Especialista indica práticas para equilibrar infância e tecnologia
Apesar do cenário desafiador, há soluções simples e eficazes. Entre as principais recomendações da especialista estão:
- Adiar a introdução de telas nos primeiros anos;
- Valorizar experiências analógicas como brincar ao ar livre e manipular objetos;
- Evitar usar telas como prêmio ou calmante;
- Proteger o sono, telas à noite reduzem a produção de melatonina;
- Resgatar o tempo ocioso como fonte de criatividade;
- Educar para a tecnologia, não para o consumo, mediação adulta é indispensável.
Para Mariana Ruske, o debate vai além do tempo de tela: trata-se do futuro de uma geração inteira. “A infância é um período crítico. O que não se constrói nesses anos dificilmente se reconstrói depois.

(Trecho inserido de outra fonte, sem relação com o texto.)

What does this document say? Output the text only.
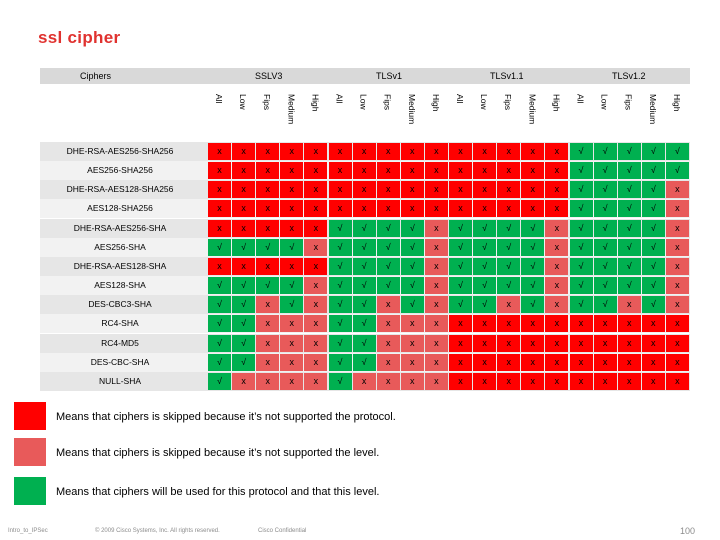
ssl cipher
Ciphers	SSLV3	TLSv1	TLSv1.1	TLSv1.2
All Low Fips Medium High All Low Fips Medium High All Low Fips Medium High All Low Fips Medium High
DHE-RSA-AES256-SHA256	x	x	x	x	x	x	x	x	x	x	x	x	x	x	x	√	√	√	√	√
AES256-SHA256	x	x	x	x	x	x	x	x	x	x	x	x	x	x	x	√	√	√	√	√
DHE-RSA-AES128-SHA256	x	x	x	x	x	x	x	x	x	x	x	x	x	x	x	√	√	√	√	x
AES128-SHA256	x	x	x	x	x	x	x	x	x	x	x	x	x	x	x	√	√	√	√	x
DHE-RSA-AES256-SHA	x	x	x	x	x	√	√	√	√	x	√	√	√	√	x	√	√	√	√	x
AES256-SHA	√	√	√	√	x	√	√	√	√	x	√	√	√	√	x	√	√	√	√	x
DHE-RSA-AES128-SHA	x	x	x	x	x	√	√	√	√	x	√	√	√	√	x	√	√	√	√	x
AES128-SHA	√	√	√	√	x	√	√	√	√	x	√	√	√	√	x	√	√	√	√	x
DES-CBC3-SHA	√	√	x	√	x	√	√	x	√	x	√	√	x	√	x	√	√	x	√	x
RC4-SHA	√	√	x	x	x	√	√	x	x	x	x	x	x	x	x	x	x	x	x	x
RC4-MD5	√	√	x	x	x	√	√	x	x	x	x	x	x	x	x	x	x	x	x	x
DES-CBC-SHA	√	√	x	x	x	√	√	x	x	x	x	x	x	x	x	x	x	x	x	x
NULL-SHA	√	x	x	x	x	√	x	x	x	x	x	x	x	x	x	x	x	x	x	x
Means that ciphers is skipped because it’s not supported the protocol.
Means that ciphers is skipped because it’s not supported the level.
Means that ciphers will be used for this protocol and that this level.
Intro_to_IPSec	© 2009 Cisco Systems, Inc. All rights reserved.	Cisco Confidential	100
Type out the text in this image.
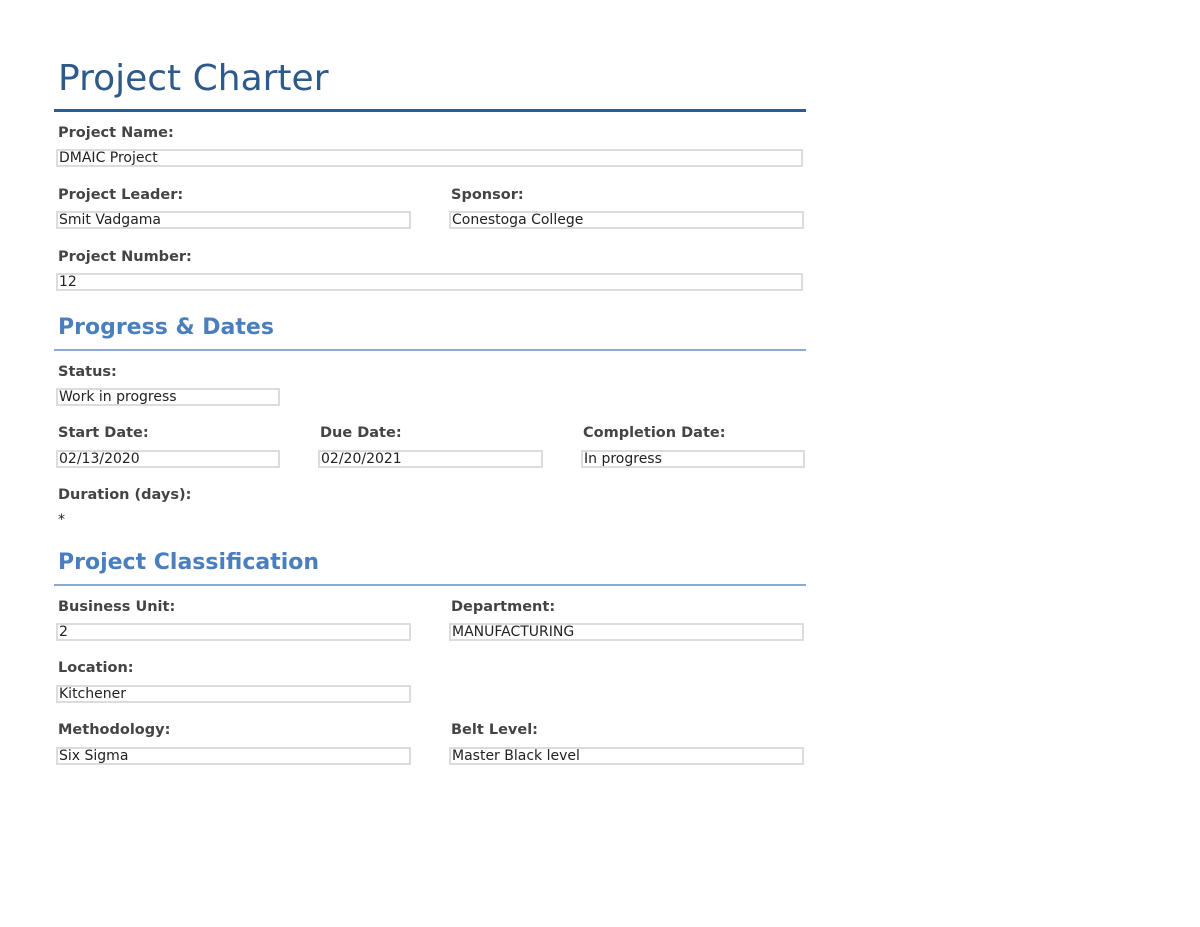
Project Charter
Project Name:
DMAIC Project
Project Leader:
Smit Vadgama
Sponsor:
Conestoga College
Project Number:
12
Progress & Dates
Status:
Work in progress
Start Date:
02/13/2020
Due Date:
02/20/2021
Completion Date:
In progress
Duration (days):
*
Project Classification
Business Unit:
2
Department:
MANUFACTURING
Location:
Kitchener
Methodology:
Six Sigma
Belt Level:
Master Black level
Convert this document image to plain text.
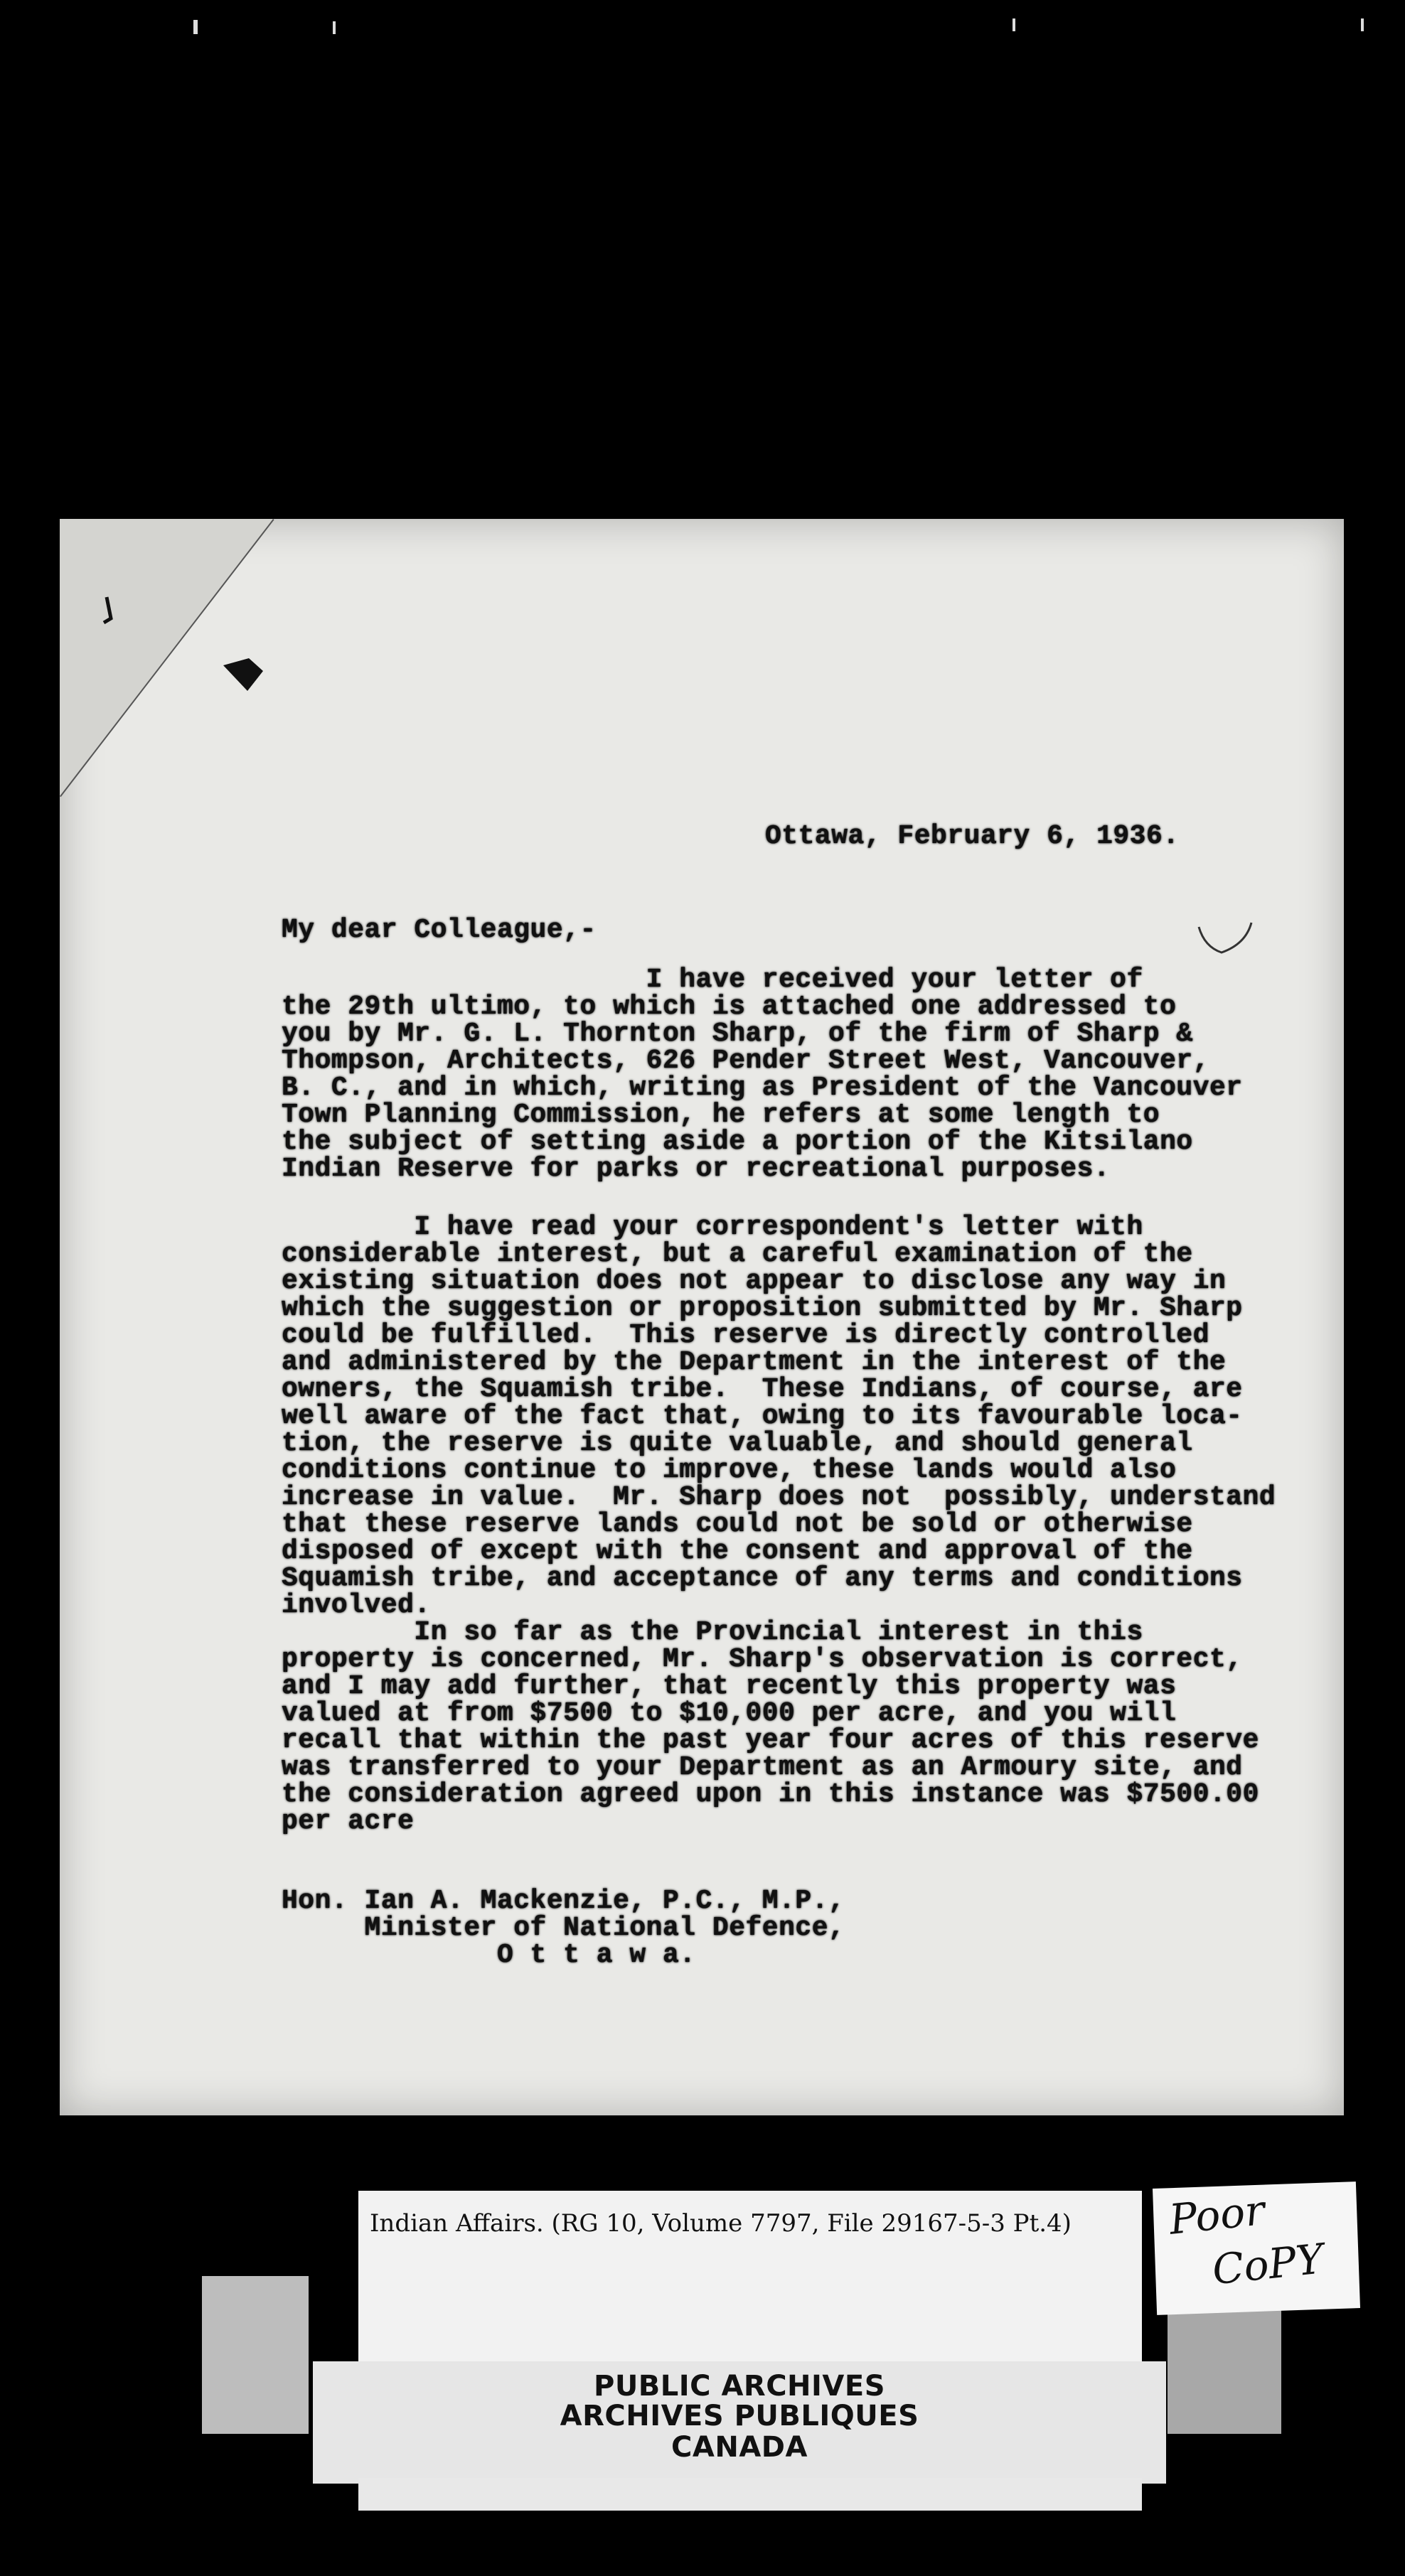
Ottawa, February 6, 1936.
My dear Colleague,-
I have received your letter of
the 29th ultimo, to which is attached one addressed to
you by Mr. G. L. Thornton Sharp, of the firm of Sharp &
Thompson, Architects, 626 Pender Street West, Vancouver,
B. C., and in which, writing as President of the Vancouver
Town Planning Commission, he refers at some length to
the subject of setting aside a portion of the Kitsilano
Indian Reserve for parks or recreational purposes.
I have read your correspondent's letter with
considerable interest, but a careful examination of the
existing situation does not appear to disclose any way in
which the suggestion or proposition submitted by Mr. Sharp
could be fulfilled.  This reserve is directly controlled
and administered by the Department in the interest of the
owners, the Squamish tribe.  These Indians, of course, are
well aware of the fact that, owing to its favourable loca-
tion, the reserve is quite valuable, and should general
conditions continue to improve, these lands would also
increase in value.  Mr. Sharp does not  possibly, understand
that these reserve lands could not be sold or otherwise
disposed of except with the consent and approval of the
Squamish tribe, and acceptance of any terms and conditions
involved.
In so far as the Provincial interest in this
property is concerned, Mr. Sharp's observation is correct,
and I may add further, that recently this property was
valued at from $7500 to $10,000 per acre, and you will
recall that within the past year four acres of this reserve
was transferred to your Department as an Armoury site, and
the consideration agreed upon in this instance was $7500.00
per acre
Hon. Ian A. Mackenzie, P.C., M.P.,
Minister of National Defence,
O t t a w a.
Indian Affairs. (RG 10, Volume 7797, File 29167-5-3 Pt.4)
PUBLIC ARCHIVES
ARCHIVES PUBLIQUES
CANADA
Poor
CoPY
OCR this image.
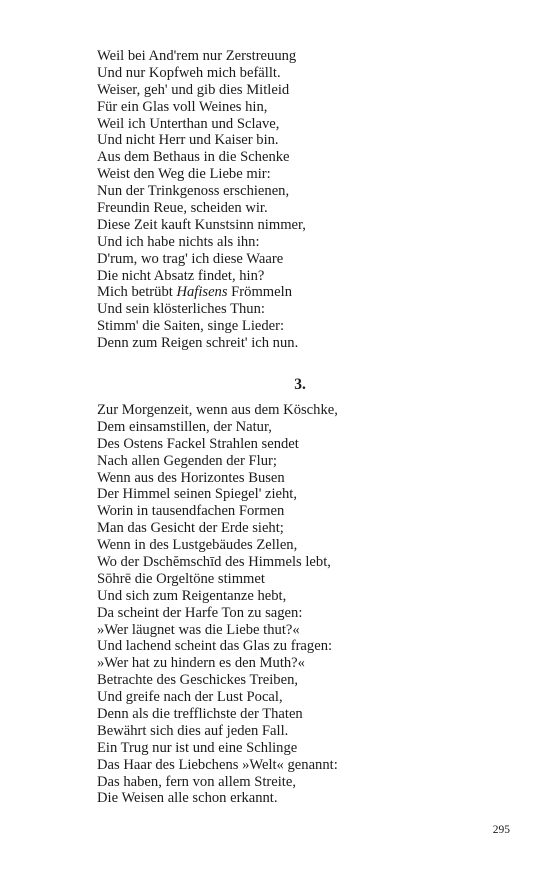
Weil bei And'rem nur Zerstreuung
Und nur Kopfweh mich befällt.
Weiser, geh' und gib dies Mitleid
Für ein Glas voll Weines hin,
Weil ich Unterthan und Sclave,
Und nicht Herr und Kaiser bin.
Aus dem Bethaus in die Schenke
Weist den Weg die Liebe mir:
Nun der Trinkgenoss erschienen,
Freundin Reue, scheiden wir.
Diese Zeit kauft Kunstsinn nimmer,
Und ich habe nichts als ihn:
D'rum, wo trag' ich diese Waare
Die nicht Absatz findet, hin?
Mich betrübt Hafisens Frömmeln
Und sein klösterliches Thun:
Stimm' die Saiten, singe Lieder:
Denn zum Reigen schreit' ich nun.
3.
Zur Morgenzeit, wenn aus dem Köschke,
Dem einsamstillen, der Natur,
Des Ostens Fackel Strahlen sendet
Nach allen Gegenden der Flur;
Wenn aus des Horizontes Busen
Der Himmel seinen Spiegel' zieht,
Worin in tausendfachen Formen
Man das Gesicht der Erde sieht;
Wenn in des Lustgebäudes Zellen,
Wo der Dschĕmschīd des Himmels lebt,
Sōhrē die Orgeltöne stimmet
Und sich zum Reigentanze hebt,
Da scheint der Harfe Ton zu sagen:
»Wer läugnet was die Liebe thut?«
Und lachend scheint das Glas zu fragen:
»Wer hat zu hindern es den Muth?«
Betrachte des Geschickes Treiben,
Und greife nach der Lust Pocal,
Denn als die trefflichste der Thaten
Bewährt sich dies auf jeden Fall.
Ein Trug nur ist und eine Schlinge
Das Haar des Liebchens »Welt« genannt:
Das haben, fern von allem Streite,
Die Weisen alle schon erkannt.
295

Quando a tecnologia ocupa o lugar do brincar, do silêncio e da interação humana, estamos formando cérebros menos criativos, menos críticos e menos capazes de lidar com a vida real”, alerta.
Segundo a pedagoga, não se trata de demonizar a inteligência artificial, mas de recolocá-la em seu devido lugar: uma ferramenta a ser usada com consciência, e não uma babá digital ou um substituto da inteligência humana. “Se quisermos uma geração capaz de pensar por si, de criar, de sentir e de inovar, precisamos devolver às crianças o que é delas por direito: experiências reais, vínculos humanos e a liberdade de construir sua própria identidade sem depender de algoritmos.”